Arzo, 27, who like many Afghans goes by only one name, is the mother of six children living in the Bagrami camp for displaced people on the outskirts of Kabul.

She told The Associated Press recently that the family's only breadwinner is 8-year-old Fawad, who sells plastic bags in the local market. She said her husband lost his right leg, the victim of a suicide attack in Nangarhar province.

Arzo's eldest daughter, 10-year-old Husna, collects burnable garbage for the mother to cook a meal or boil tea in the corner of the house.

“If someone sees our misery they will help us with some loaves of bread, but most of the time, we have to just spend the day with an empty stomach. We are going through a lot of hardship and problems, we want a lot of things, but we can't afford to have them. My husband is disabled, who else will come to help us,” she said.

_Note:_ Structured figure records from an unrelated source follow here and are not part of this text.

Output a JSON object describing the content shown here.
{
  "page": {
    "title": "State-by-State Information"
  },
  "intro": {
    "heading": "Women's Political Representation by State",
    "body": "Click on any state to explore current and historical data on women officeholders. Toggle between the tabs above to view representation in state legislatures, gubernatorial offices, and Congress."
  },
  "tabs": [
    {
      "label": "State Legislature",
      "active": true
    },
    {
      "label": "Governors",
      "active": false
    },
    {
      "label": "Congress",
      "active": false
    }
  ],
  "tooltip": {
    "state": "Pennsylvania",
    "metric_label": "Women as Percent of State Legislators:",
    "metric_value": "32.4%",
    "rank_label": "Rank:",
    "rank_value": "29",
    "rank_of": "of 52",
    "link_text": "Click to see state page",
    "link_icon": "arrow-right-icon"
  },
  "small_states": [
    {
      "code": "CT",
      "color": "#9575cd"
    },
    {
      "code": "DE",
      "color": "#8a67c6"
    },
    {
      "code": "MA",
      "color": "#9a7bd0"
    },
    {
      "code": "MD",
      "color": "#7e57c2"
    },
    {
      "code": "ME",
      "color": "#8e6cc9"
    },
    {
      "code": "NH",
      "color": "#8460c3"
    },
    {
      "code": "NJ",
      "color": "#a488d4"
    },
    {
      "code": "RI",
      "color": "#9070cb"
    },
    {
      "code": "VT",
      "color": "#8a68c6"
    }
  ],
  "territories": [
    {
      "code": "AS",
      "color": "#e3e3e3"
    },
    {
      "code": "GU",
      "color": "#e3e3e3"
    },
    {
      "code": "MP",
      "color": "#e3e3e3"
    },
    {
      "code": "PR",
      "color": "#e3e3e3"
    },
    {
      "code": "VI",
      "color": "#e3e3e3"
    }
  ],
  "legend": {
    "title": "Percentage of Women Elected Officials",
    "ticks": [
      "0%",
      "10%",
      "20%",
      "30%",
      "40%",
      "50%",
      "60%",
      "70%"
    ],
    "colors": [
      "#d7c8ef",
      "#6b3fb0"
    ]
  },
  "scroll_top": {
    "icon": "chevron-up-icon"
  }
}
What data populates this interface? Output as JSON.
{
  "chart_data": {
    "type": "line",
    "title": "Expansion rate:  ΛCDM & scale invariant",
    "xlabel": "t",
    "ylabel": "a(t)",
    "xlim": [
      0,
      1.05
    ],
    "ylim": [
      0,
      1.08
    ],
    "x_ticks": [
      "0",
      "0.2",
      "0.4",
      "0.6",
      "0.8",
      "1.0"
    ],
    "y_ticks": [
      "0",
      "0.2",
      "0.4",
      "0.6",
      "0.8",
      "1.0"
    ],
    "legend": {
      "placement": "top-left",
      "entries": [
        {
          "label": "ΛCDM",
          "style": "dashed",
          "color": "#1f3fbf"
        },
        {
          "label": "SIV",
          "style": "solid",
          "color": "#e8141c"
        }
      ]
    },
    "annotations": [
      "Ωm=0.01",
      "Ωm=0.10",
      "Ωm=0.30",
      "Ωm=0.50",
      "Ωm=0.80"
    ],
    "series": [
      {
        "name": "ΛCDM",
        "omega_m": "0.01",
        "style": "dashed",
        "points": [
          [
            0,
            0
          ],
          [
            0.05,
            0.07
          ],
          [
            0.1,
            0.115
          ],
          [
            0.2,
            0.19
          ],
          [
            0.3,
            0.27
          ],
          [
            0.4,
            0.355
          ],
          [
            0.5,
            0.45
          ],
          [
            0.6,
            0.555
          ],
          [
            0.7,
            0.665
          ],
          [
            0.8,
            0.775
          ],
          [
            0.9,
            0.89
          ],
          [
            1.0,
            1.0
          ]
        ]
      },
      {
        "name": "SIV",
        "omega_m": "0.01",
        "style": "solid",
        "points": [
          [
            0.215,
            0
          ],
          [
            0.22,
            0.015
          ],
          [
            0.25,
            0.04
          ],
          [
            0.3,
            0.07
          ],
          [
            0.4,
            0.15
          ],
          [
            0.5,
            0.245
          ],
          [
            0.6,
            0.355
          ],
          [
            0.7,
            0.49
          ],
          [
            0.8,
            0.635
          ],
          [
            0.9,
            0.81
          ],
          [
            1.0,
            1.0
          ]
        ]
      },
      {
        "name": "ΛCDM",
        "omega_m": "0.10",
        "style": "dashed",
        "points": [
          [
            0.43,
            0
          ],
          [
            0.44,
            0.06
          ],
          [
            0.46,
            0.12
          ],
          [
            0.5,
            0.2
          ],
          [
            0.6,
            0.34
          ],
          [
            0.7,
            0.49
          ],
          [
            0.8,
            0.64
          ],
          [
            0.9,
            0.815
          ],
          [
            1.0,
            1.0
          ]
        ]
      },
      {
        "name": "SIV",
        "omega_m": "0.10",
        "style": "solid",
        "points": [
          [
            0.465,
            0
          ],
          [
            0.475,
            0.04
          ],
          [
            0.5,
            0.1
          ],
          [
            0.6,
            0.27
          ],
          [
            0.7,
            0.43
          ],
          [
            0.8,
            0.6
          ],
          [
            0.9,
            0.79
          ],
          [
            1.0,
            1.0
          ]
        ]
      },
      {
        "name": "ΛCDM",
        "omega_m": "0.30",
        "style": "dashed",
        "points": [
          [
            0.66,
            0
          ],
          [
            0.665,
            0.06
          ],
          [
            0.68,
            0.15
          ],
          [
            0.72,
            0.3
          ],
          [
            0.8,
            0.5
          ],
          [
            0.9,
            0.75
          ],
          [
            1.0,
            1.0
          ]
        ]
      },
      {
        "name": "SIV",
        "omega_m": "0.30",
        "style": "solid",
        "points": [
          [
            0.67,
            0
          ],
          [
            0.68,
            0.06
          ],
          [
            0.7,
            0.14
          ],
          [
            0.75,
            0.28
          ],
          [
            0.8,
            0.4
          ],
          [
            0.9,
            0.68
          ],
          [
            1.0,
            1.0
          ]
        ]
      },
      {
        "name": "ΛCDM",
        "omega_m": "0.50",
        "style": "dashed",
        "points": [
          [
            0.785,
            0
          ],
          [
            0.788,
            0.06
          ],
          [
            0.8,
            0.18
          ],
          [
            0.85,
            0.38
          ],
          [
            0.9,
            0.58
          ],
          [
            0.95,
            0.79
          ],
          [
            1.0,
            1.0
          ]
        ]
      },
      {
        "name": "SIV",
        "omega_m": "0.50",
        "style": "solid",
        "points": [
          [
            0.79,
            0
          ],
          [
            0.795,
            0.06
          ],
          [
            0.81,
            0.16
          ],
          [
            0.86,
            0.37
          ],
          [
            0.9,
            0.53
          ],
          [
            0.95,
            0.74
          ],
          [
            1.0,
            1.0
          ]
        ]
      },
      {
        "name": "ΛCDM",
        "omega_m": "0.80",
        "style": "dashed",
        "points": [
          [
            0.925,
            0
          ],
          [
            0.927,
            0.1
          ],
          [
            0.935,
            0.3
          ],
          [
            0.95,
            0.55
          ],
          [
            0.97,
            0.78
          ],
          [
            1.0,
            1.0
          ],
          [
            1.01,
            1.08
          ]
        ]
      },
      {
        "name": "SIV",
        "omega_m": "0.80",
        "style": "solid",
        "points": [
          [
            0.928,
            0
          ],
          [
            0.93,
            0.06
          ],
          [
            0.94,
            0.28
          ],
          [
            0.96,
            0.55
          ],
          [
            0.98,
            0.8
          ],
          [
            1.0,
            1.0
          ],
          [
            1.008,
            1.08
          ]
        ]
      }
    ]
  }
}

In addition to Afghans displaced within the country, more than 742,000 Afghans have returned from Iran and Pakistan since the beginning of this year, according to the International Organisation for Migration. The majority of them are working and trying to provide for large families.

But with the lack of job opportunities and insecurity, it is often not possible for the breadwinner of a large family to adequately support them financially.

Grandi appealed to all sides of the conflict to reduce the violence in Afghanistan.

The violence “doesn't create the confidence in the peace process that they need, not only the refugees and displaced, but all the Afghan people," he said. “So, I am telling the Afghan people be patient, but I have to tell the others, hurry up and find the solution soon because it is much needed, 40 years is a long time for suffering."